On Tue, Jul 16, 2019 at 06:22:22PM +0300, Andy Shevchenko wrote:
> On Tue, Jul 16, 2019 at 05:11:33PM +0200, Christoph Hellwig wrote:
> > On Tue, Jul 16, 2019 at 06:04:16PM +0300, Andy Shevchenko wrote:
> > > +static inline void guid_copy_from_raw(guid_t *dst, const __u8 *src)
> > > +{
> > > + memcpy(dst, (const guid_t *)src, sizeof(guid_t));
> > > +}
> > > +
> > > +static inline void guid_copy_to_raw(__u8 *dst, const guid_t *src)
> > > +{
> > > + memcpy((guid_t *)dst, src, sizeof(guid_t));
> > > +}
> >
> > Maybe import_guid/export_guid is a better name?
>
> Yes, sounds good to me.
>
> > Either way, I don't think we need the casts, and they probably want
> > kerneldoc comments describing their use.
> >
> > Same for the uuid side.
>
> Got it.
>
> > > +static inline void guid_gen_raw(__u8 *guid)
> > > +{
> > > + guid_gen((guid_t *)guid);
> > > +}
> > > +
> > > +static inline void uuid_gen_raw(__u8 *uuid)
> > > +{
> > > + uuid_gen((uuid_t *)uuid);
> > > +}
> >
> > I hate this raw naming. If people really want to use the generators on
> > u8 fields a cast seems more descriptive then hiding it.
>
> This entire patch because of BTRFS maintainers, they didn't want the explicit
> casts. Maybe something has been changed, I dunno.
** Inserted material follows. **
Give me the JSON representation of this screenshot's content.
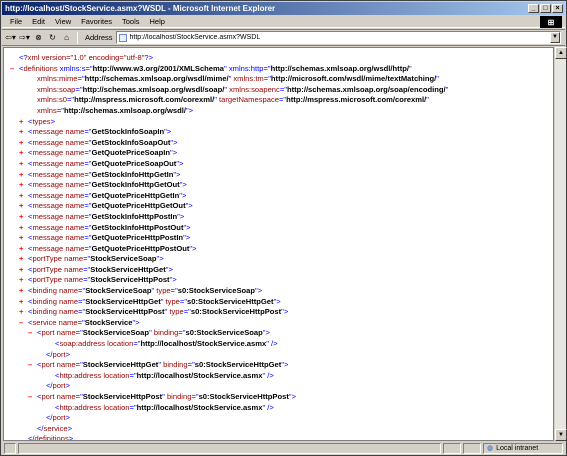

No change on our side. The uuids are u8 in the on-disk structures, that
will stay. The uuid functions use a different type so the casts have to
be added, that's clear. The question is if it's up to the API to provide
functions that take u8, or btrfs code to put typecasts everywhere or
carry own wrappers that do that.
I tend to avoid the explicit typecasts for widely used functions because
it's easy to forget them, and it overrides the type checks (that could
be caught by compiler but also not).
Specifically for uuid, the endianness might matter, so that we use the
raw buffers makes things more explicit.